Avec l'élargissement, on voit mal pourquoi les Roumains iraient encore se faire exploiter pour 4 euros de l'heure ... Résultat, la Pologne, en plus des UIkrainiens va peut-être aussi se lancer dans le recrutement de main d'œuvre chinoise ou nord-coréenne ...  comme en Roumanie ! La politique économique "européenne" est vraiment une réussite en matière de libéralisation de la sueur humaine, à bas prix s'entend ...

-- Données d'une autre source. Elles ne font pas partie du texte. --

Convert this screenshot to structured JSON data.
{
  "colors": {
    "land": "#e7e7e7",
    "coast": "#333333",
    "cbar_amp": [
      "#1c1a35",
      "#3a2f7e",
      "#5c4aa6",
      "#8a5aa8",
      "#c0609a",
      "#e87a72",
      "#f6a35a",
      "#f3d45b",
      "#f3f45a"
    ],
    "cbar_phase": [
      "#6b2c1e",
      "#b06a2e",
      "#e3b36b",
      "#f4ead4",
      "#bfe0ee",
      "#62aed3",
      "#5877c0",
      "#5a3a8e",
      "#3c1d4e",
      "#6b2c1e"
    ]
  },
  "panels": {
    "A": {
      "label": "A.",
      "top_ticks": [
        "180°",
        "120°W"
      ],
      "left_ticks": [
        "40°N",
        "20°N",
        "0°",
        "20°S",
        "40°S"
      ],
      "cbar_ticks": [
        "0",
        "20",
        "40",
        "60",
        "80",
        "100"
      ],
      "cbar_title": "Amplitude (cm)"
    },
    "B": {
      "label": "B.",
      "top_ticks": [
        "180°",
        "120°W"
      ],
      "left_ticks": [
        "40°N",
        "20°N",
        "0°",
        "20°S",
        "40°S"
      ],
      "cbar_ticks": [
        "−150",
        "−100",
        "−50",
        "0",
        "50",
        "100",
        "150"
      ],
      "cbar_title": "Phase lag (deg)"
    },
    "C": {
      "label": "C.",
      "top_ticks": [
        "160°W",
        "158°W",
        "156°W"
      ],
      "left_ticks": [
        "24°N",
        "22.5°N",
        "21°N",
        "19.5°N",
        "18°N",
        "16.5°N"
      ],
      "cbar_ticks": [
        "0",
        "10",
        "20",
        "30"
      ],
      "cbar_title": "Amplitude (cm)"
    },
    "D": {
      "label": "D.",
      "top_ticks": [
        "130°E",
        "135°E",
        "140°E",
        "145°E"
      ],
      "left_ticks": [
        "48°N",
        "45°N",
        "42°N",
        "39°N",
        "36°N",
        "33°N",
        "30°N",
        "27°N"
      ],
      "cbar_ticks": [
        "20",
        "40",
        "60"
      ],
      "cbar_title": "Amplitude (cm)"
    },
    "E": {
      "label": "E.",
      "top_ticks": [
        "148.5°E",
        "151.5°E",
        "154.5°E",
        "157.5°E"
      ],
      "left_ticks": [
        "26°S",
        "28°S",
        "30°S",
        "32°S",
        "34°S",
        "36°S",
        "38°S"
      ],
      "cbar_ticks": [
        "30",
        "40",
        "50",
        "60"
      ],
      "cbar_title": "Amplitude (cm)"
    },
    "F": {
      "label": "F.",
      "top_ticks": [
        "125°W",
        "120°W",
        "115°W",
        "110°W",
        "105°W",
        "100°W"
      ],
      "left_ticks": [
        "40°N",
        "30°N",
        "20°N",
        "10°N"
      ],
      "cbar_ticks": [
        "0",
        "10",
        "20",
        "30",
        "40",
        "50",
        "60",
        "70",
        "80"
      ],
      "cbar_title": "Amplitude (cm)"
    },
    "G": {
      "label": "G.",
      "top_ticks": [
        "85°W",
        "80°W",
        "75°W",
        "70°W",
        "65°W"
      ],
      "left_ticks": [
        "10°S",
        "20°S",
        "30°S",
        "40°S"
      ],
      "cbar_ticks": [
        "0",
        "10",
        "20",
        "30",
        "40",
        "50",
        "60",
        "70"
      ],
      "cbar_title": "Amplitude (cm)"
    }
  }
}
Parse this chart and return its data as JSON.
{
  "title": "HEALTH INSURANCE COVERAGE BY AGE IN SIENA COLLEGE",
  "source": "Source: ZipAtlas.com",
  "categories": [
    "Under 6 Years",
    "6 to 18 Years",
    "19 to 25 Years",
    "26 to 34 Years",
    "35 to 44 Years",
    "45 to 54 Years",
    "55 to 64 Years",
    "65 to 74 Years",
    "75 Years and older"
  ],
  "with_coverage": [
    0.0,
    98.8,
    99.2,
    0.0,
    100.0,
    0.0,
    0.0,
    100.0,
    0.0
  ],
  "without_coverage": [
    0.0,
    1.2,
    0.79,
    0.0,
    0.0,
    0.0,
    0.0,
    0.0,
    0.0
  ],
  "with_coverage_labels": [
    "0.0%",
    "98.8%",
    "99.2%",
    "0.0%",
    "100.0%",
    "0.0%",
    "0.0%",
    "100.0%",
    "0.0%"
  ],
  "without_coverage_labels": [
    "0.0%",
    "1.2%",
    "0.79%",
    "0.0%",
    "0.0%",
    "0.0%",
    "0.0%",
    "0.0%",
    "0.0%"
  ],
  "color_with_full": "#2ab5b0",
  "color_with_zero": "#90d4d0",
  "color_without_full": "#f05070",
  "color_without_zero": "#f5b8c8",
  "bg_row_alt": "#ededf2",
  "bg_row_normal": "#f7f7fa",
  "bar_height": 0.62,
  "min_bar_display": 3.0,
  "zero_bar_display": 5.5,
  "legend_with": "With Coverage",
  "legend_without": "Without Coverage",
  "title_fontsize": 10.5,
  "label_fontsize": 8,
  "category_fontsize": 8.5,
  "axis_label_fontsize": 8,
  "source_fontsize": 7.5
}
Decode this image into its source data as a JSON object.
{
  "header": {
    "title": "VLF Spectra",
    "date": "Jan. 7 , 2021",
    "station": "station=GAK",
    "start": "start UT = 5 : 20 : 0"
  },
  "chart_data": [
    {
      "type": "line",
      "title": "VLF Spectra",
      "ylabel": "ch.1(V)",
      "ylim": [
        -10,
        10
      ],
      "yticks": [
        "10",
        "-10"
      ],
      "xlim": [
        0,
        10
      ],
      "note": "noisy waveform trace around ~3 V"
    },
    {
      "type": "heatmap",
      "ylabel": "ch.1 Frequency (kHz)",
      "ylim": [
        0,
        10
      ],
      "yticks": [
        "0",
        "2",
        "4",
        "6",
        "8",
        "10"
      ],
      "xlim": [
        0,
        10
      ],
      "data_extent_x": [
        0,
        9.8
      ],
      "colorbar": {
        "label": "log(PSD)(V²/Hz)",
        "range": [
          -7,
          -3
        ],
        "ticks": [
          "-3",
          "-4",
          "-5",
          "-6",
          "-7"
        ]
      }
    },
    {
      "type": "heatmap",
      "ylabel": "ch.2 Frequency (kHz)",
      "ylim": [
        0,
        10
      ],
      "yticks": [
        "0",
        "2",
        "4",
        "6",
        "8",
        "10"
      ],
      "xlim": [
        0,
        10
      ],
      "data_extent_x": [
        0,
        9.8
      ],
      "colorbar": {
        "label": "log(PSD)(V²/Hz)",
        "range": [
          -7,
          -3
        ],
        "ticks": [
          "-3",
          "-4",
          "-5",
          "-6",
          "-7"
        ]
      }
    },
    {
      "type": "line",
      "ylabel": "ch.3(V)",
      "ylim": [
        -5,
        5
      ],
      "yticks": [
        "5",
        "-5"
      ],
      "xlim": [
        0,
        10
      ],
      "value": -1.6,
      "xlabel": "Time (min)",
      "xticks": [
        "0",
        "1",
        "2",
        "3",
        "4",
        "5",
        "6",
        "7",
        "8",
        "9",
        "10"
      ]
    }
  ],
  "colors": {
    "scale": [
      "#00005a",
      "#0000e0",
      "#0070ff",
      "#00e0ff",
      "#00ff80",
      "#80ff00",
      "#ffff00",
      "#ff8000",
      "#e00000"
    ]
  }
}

La photo (AFP) : La députée européenne polonaise Malgorzata Maria Handzlik et le commissaire européen Charlie McCreevy qui ont posé aux côtés du mannequin Piotr Adamski, le fameux "plombier polonais", histoire de se foutre des Français et des Hollandais qui ont eu le courage de dire non, peuvent être fiers des avancées sociales de l'Europe ! 

vendredi, 15 septembre 2006

Bingo pour la Pologne !

La Pologne va être la principale bénéficiaire des aides régionales européennes. Elle disposera de 59,7 milliards d'euros dont 19 milliards au titre des fonds de cohésion et 39 milliards au titre de la convergence, pour les années 2007-2013, soit 3,42 % de son PIB. De quoi construire de grands parcs d'activités pour attirer les entreprises de l'Ouest qui bénéficieront d'une main d'œuvre avec un SMIC horaire de 182 euros / mois. C'est beau l'Europe sociale.